Evidence Generated by FoodNet Canada

Since 2005,FoodNet Canada researched and developed several products using various source attribution methods in Canada. These include:

  • An outbreak data analysis from Canada and from all over the world;
  • A cryptosporidiosis QMRA (2007-2008);
  • A case-case comparison of cryptosporidiosis cases;
  • An expert elicitation survey among Canadian food safety experts in 2008-2010;
  • An analysis of the human case data from its sentinel site surveillance to estimate the proportion of international travel-related cases of gastrointestinal illness; and
  • A healthy control survey (n=1200) implemented to better understand disease by comparing to the human enteric cases in Sentinel Site 1 to the healthy population.

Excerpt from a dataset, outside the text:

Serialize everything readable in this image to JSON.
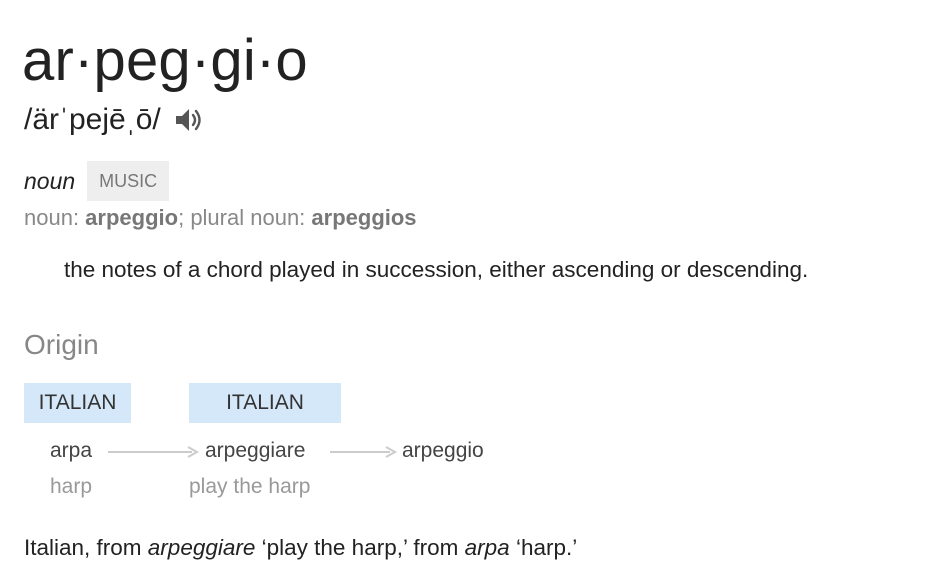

Finally, because all approaches yield results that are more complementary than comparable, efforts are being made to synthesize the results from the various studies undertaken in Canada.

Improved source attribution will help determine, with greater certainty, the most important sources and pathways of each pathogen that cause infectious enteric disease. This information will help focus resources allocated to food and water safety and communicable disease prevention in the most cost-effective manner, in order to reduce the burden of enteric disease in Canada. It also will provide Canada with the ability to evaluate the effectiveness of interventions at the farm, processing, and environment levels to improve food and water safety and public health.